Seule dans sa chambre, Salomë s'approche du miroir fixé au mur, près de la fenêtre.
Des semaines qu'elle n'est pas sortie de sa chambre... son teint est livide, presque gris. Les cernes sous ses yeux ressemblent à un précipice sans fond, et ses joues rebondies ne sont plus qu'un souvenir.
Des migraines terribles, une absence totale d'appétit, et une fatigue immense se sont abattues sur elle voilà presque un mois.
Etrangement, elle n'a pas essayé de lutter.

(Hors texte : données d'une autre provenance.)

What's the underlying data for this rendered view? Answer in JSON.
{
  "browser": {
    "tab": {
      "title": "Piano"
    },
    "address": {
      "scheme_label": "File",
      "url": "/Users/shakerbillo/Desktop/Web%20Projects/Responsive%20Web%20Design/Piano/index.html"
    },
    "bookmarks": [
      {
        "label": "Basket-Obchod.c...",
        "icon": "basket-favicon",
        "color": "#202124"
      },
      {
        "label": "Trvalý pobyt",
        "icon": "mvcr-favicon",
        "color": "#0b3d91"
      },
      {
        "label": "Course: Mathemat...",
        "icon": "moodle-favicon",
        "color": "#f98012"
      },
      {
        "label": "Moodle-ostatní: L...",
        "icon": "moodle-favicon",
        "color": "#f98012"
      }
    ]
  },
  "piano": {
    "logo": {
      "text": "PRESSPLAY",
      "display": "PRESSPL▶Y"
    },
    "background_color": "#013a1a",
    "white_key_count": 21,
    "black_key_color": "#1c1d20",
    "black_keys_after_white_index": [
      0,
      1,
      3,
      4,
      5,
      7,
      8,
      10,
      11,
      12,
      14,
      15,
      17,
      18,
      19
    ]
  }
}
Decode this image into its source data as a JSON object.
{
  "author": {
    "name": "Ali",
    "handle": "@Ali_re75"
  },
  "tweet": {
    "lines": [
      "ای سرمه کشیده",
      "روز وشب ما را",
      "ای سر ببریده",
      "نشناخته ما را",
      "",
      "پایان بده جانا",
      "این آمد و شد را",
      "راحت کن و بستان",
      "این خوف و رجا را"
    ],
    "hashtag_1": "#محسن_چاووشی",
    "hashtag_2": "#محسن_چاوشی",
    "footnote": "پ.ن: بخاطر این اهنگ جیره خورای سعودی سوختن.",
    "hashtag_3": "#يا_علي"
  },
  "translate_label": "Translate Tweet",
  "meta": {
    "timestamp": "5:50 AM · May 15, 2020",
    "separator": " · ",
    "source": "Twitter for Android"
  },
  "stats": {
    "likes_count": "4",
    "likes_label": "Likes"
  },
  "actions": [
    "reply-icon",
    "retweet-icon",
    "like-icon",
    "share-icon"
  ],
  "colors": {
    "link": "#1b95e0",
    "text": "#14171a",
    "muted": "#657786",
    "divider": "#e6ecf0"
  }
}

Chaque matin, elle a trouvé devant sa porte un plateau dressé par Lolein, avec quelques victuailles. Un peu moins chaque jour, parce qu'elle n'y touchait presque pas. Parfois une fleur, en signe d'amitié. Parfois un livre...
La discrétion de ses compagnons l'a émue. Dans la Maison de l'Ordre, elle les a entendu rire, se disputer, se préparer au combat. En passant devant sa chambre, ils baissaient la voix, et leur pas se faisait velours.
Mais aujourd'hui n'est pas un jour comme les autres. Ce matin n'est pas un matin comme les autres.
Par la fenêtre le soleil inonde les ruelles d'Hurlevent. C'est un soleil qui annonce la fin de l'hiver toute proche. Pour la première fois depuis longtemps, sa chaleur s'immisce sous la peau de Salomë, qui y trouve un peu de force.
Son pas est chancelant mais décidé. Elle se dirige vers la porte, qu'elle ouvre d'une main tremblante. Le couloir lui semble immensément long, et l'escalier lui donne le vertige.
Arrivée en bas, elle annonce à voix haute: "Mes amis, je vais avoir besoin de vous... je reprends le combat"
Sa phrase semble rester en suspens, et avec la délicatesse d'une feuille morte qui virevolte au gré du vent, Salomë vacille et s'écroule sur le sol.